Something has shifted recently since I have been guiding professionally. I see the shadows, but I see them as ghosts attached to the pristine spirits of people — separate but attached. It is a big shift, to see the shadows as removable rather than integral to the person and therefore something to fear. The shadow can still make the person behave in ways that are less optimal, but I see that there is some wiggle room there where I used to see the shadow as fixed.
I also have begun to see the shadow as connected to a series of stories and events. This past weekend, I met a friend of our friends who came to dinner at the house we were renting. The man had a lot of agitated energy. I could see his shadow. He was in constant search for relief from his own company. He would take anything and everything to get a break from life as usual inside his own mind. In the past, I would simply find this sort of person annoying - too on edge. But now I saw that he was running so hard and then I saw that his domineering father probably made him feel small and rejected. I saw that he was revolting against a father who was no longer there and ended up revolting against everyone he came in contact with instead. I saw how his work as a conservative speech writer was at odds with his own experiences in the world, but that he justified it as a job he needed and pay he enjoyed. I saw that his wife was constantly trying to steady his boat.
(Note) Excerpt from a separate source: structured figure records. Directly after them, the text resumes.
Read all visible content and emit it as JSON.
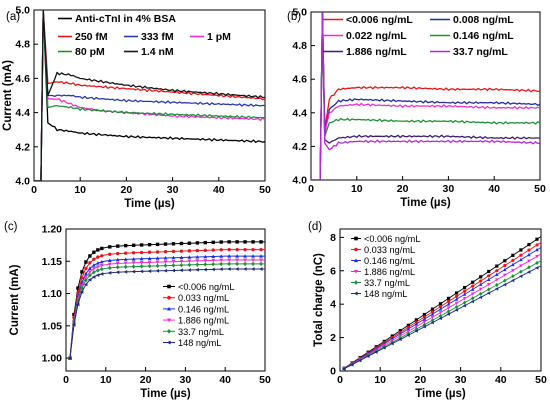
{
  "chart_data": [
    {
      "id": "a",
      "panel_label": "(a)",
      "type": "line",
      "xlabel": "Time (µs)",
      "ylabel": "Current (mA)",
      "xlim": [
        0,
        50
      ],
      "ylim": [
        4.0,
        5.0
      ],
      "xticks": [
        "0",
        "10",
        "20",
        "30",
        "40",
        "50"
      ],
      "yticks": [
        "4.0",
        "4.2",
        "4.4",
        "4.6",
        "4.8",
        "5.0"
      ],
      "legend_position": "top",
      "series": [
        {
          "name": "Anti-cTnI in 4% BSA",
          "color": "#000000",
          "x": [
            0,
            1.5,
            2,
            3,
            5,
            8,
            10,
            15,
            20,
            30,
            40,
            50
          ],
          "y": [
            4.0,
            4.0,
            5.0,
            4.34,
            4.3,
            4.29,
            4.28,
            4.27,
            4.26,
            4.25,
            4.24,
            4.23
          ]
        },
        {
          "name": "250 fM",
          "color": "#e8151b",
          "x": [
            0,
            1.5,
            2,
            3,
            5,
            8,
            10,
            15,
            20,
            30,
            40,
            50
          ],
          "y": [
            4.0,
            4.0,
            5.0,
            4.57,
            4.58,
            4.57,
            4.56,
            4.55,
            4.54,
            4.52,
            4.5,
            4.48
          ]
        },
        {
          "name": "333 fM",
          "color": "#2a3aa8",
          "x": [
            0,
            1.5,
            2,
            3,
            5,
            8,
            10,
            15,
            20,
            30,
            40,
            50
          ],
          "y": [
            4.0,
            4.0,
            5.0,
            4.5,
            4.5,
            4.5,
            4.49,
            4.48,
            4.47,
            4.46,
            4.45,
            4.44
          ]
        },
        {
          "name": "1 pM",
          "color": "#ea2fd0",
          "x": [
            0,
            1.5,
            2,
            3,
            5,
            8,
            10,
            15,
            20,
            30,
            40,
            50
          ],
          "y": [
            4.0,
            4.0,
            5.0,
            4.48,
            4.48,
            4.45,
            4.43,
            4.41,
            4.4,
            4.38,
            4.37,
            4.36
          ]
        },
        {
          "name": "80 pM",
          "color": "#1f8f3a",
          "x": [
            0,
            1.5,
            2,
            3,
            5,
            8,
            10,
            15,
            20,
            30,
            40,
            50
          ],
          "y": [
            4.0,
            4.0,
            5.0,
            4.43,
            4.44,
            4.43,
            4.42,
            4.41,
            4.4,
            4.39,
            4.38,
            4.37
          ]
        },
        {
          "name": "1.4 nM",
          "color": "#151515",
          "x": [
            0,
            1.5,
            2,
            3,
            5,
            8,
            10,
            15,
            20,
            30,
            40,
            50
          ],
          "y": [
            4.0,
            4.0,
            5.0,
            4.5,
            4.63,
            4.62,
            4.6,
            4.58,
            4.56,
            4.53,
            4.51,
            4.49
          ]
        }
      ]
    },
    {
      "id": "b",
      "panel_label": "(b)",
      "type": "line",
      "xlabel": "Time (µs)",
      "ylabel": "",
      "xlim": [
        0,
        50
      ],
      "ylim": [
        4.0,
        5.0
      ],
      "xticks": [
        "0",
        "10",
        "20",
        "30",
        "40",
        "50"
      ],
      "yticks": [
        "4.0",
        "4.2",
        "4.4",
        "4.6",
        "4.8",
        "5.0"
      ],
      "legend_position": "top",
      "series": [
        {
          "name": "<0.006 ng/mL",
          "color": "#e8151b",
          "x": [
            0,
            2,
            2.5,
            3,
            4,
            6,
            10,
            20,
            30,
            40,
            50
          ],
          "y": [
            4.0,
            4.0,
            5.0,
            4.3,
            4.48,
            4.54,
            4.55,
            4.55,
            4.54,
            4.54,
            4.53
          ]
        },
        {
          "name": "0.008 ng/mL",
          "color": "#1f2f9a",
          "x": [
            0,
            2,
            2.5,
            3,
            4,
            6,
            10,
            20,
            30,
            40,
            50
          ],
          "y": [
            4.0,
            4.0,
            5.0,
            4.28,
            4.42,
            4.47,
            4.48,
            4.47,
            4.46,
            4.46,
            4.45
          ]
        },
        {
          "name": "0.022 ng/mL",
          "color": "#ea2fd0",
          "x": [
            0,
            2,
            2.5,
            3,
            4,
            6,
            10,
            20,
            30,
            40,
            50
          ],
          "y": [
            4.0,
            4.0,
            5.0,
            4.28,
            4.4,
            4.44,
            4.45,
            4.44,
            4.44,
            4.43,
            4.43
          ]
        },
        {
          "name": "0.146 ng/mL",
          "color": "#1f8f3a",
          "x": [
            0,
            2,
            2.5,
            3,
            4,
            6,
            10,
            20,
            30,
            40,
            50
          ],
          "y": [
            4.0,
            4.0,
            5.0,
            4.26,
            4.34,
            4.36,
            4.36,
            4.35,
            4.35,
            4.34,
            4.34
          ]
        },
        {
          "name": "1.886 ng/mL",
          "color": "#3a1f6a",
          "x": [
            0,
            2,
            2.5,
            3,
            4,
            6,
            10,
            20,
            30,
            40,
            50
          ],
          "y": [
            4.0,
            4.0,
            5.0,
            4.24,
            4.22,
            4.25,
            4.26,
            4.26,
            4.26,
            4.25,
            4.25
          ]
        },
        {
          "name": "33.7 ng/mL",
          "color": "#b02ad6",
          "x": [
            0,
            2,
            2.5,
            3,
            4,
            6,
            10,
            20,
            30,
            40,
            50
          ],
          "y": [
            4.0,
            4.0,
            5.0,
            4.22,
            4.18,
            4.22,
            4.23,
            4.23,
            4.23,
            4.23,
            4.22
          ]
        }
      ]
    },
    {
      "id": "c",
      "panel_label": "(c)",
      "type": "line",
      "xlabel": "Time (µs)",
      "ylabel": "Current (mA)",
      "xlim": [
        0,
        50
      ],
      "ylim": [
        0.98,
        1.2
      ],
      "xticks": [
        "0",
        "10",
        "20",
        "30",
        "40",
        "50"
      ],
      "yticks": [
        "1.00",
        "1.05",
        "1.10",
        "1.15",
        "1.20"
      ],
      "legend_position": "lower-right",
      "series": [
        {
          "name": "<0.006 ng/mL",
          "color": "#000000",
          "marker": "square"
        },
        {
          "name": "0.033 ng/mL",
          "color": "#e8151b",
          "marker": "circle"
        },
        {
          "name": "0.146 ng/mL",
          "color": "#1f2fd6",
          "marker": "triangle-up"
        },
        {
          "name": "1.886 ng/mL",
          "color": "#ea2fd0",
          "marker": "triangle-down"
        },
        {
          "name": "33.7 ng/mL",
          "color": "#1f8f3a",
          "marker": "diamond"
        },
        {
          "name": "148 ng/mL",
          "color": "#1f2a7a",
          "marker": "triangle-left"
        }
      ],
      "x": [
        1,
        2,
        3,
        4,
        5,
        6,
        7,
        8,
        9,
        10,
        11,
        12,
        13,
        14,
        15,
        16,
        17,
        18,
        19,
        20,
        21,
        22,
        23,
        24,
        25,
        26,
        27,
        28,
        29,
        30,
        31,
        32,
        33,
        34,
        35,
        36,
        37,
        38,
        39,
        40,
        41,
        42,
        43,
        44,
        45,
        46,
        47,
        48,
        49,
        50
      ],
      "final_values": [
        1.18,
        1.168,
        1.158,
        1.152,
        1.146,
        1.138
      ]
    },
    {
      "id": "d",
      "panel_label": "(d)",
      "type": "line",
      "xlabel": "Time (µs)",
      "ylabel": "Total charge (nC)",
      "xlim": [
        0,
        50
      ],
      "ylim": [
        0,
        8.5
      ],
      "xticks": [
        "0",
        "10",
        "20",
        "30",
        "40",
        "50"
      ],
      "yticks": [
        "0",
        "2",
        "4",
        "6",
        "8"
      ],
      "legend_position": "upper-left",
      "series": [
        {
          "name": "<0.006 ng/mL",
          "color": "#000000",
          "marker": "square",
          "x": [
            0,
            50
          ],
          "y": [
            0,
            8.05
          ]
        },
        {
          "name": "0.033 ng/mL",
          "color": "#e8151b",
          "marker": "circle",
          "x": [
            0,
            50
          ],
          "y": [
            0,
            7.7
          ]
        },
        {
          "name": "0.146 ng/mL",
          "color": "#1f2fd6",
          "marker": "triangle-up",
          "x": [
            0,
            50
          ],
          "y": [
            0,
            7.4
          ]
        },
        {
          "name": "1.886 ng/mL",
          "color": "#ea2fd0",
          "marker": "triangle-down",
          "x": [
            0,
            50
          ],
          "y": [
            0,
            7.0
          ]
        },
        {
          "name": "33.7 ng/mL",
          "color": "#1f8f3a",
          "marker": "diamond",
          "x": [
            0,
            50
          ],
          "y": [
            0,
            6.6
          ]
        },
        {
          "name": "148 ng/mL",
          "color": "#1f2a7a",
          "marker": "triangle-left",
          "x": [
            0,
            50
          ],
          "y": [
            0,
            6.3
          ]
        }
      ]
    }
  ]
}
I saw that she was driven by a desire to help which she probably developed as the child of an alcoholic. I saw how exhausting it was for her and how she would give up at some point. I saw all of this and I didn’t know these people or if any of it was true.
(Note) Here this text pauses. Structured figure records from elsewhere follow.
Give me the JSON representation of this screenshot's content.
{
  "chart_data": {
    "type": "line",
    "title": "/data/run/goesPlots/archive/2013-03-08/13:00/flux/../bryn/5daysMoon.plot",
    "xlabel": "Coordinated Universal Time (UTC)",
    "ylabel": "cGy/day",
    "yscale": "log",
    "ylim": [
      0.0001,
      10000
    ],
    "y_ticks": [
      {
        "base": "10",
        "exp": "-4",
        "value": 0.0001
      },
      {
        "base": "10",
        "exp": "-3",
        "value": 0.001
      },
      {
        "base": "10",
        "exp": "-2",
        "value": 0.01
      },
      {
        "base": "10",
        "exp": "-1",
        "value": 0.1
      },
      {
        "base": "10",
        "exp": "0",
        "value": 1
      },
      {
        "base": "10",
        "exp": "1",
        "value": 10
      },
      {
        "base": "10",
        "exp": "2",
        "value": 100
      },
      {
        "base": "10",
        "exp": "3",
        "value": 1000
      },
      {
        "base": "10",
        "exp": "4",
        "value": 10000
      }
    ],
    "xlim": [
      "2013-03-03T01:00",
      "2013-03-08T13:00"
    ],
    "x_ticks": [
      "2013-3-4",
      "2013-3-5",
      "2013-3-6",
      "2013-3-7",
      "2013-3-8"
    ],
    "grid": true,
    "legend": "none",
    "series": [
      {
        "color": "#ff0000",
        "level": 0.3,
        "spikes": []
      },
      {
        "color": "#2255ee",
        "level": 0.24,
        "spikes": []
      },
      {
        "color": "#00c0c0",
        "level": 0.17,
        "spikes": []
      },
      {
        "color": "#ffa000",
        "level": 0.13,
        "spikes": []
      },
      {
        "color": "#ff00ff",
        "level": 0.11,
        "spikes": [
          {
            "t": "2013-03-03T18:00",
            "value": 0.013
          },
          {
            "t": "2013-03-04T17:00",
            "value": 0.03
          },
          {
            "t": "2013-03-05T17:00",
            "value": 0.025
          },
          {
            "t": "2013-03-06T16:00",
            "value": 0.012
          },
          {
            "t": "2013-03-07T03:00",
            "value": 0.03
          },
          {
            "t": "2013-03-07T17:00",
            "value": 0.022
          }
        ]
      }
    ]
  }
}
Some of us have trauma and are able to separate it from our spirits. Some of us can’t seem to do it on our own. Ghosts of people and situations past attach to their spirits and keep them from being in their now - keep them from their light. They emit complicated, confusing energy. They are preoccupied and not present. They are seeing their world through a fog.
Working with psilocybin mushrooms can be very painful. It can leave your spirit floating outside a familiar drama. And when you return, it can be hard to feel what you got so used to, you stopped noticing. This is the best sort of pain if you are equipped to handle it. The fog is replaced with an acute pain that requires a shift.
You may ask: Am I a good person? What sort of parent am I? Have I been too self-serving? Am I a consumptive person? Do I have a purpose in this life beyond feeding my own ego? Am I connected to my partner? Am I connected to anyone? What is worth actualizing in this lifetime?
So much can change in an instant if we can face the questions with honesty and emerge with certainty.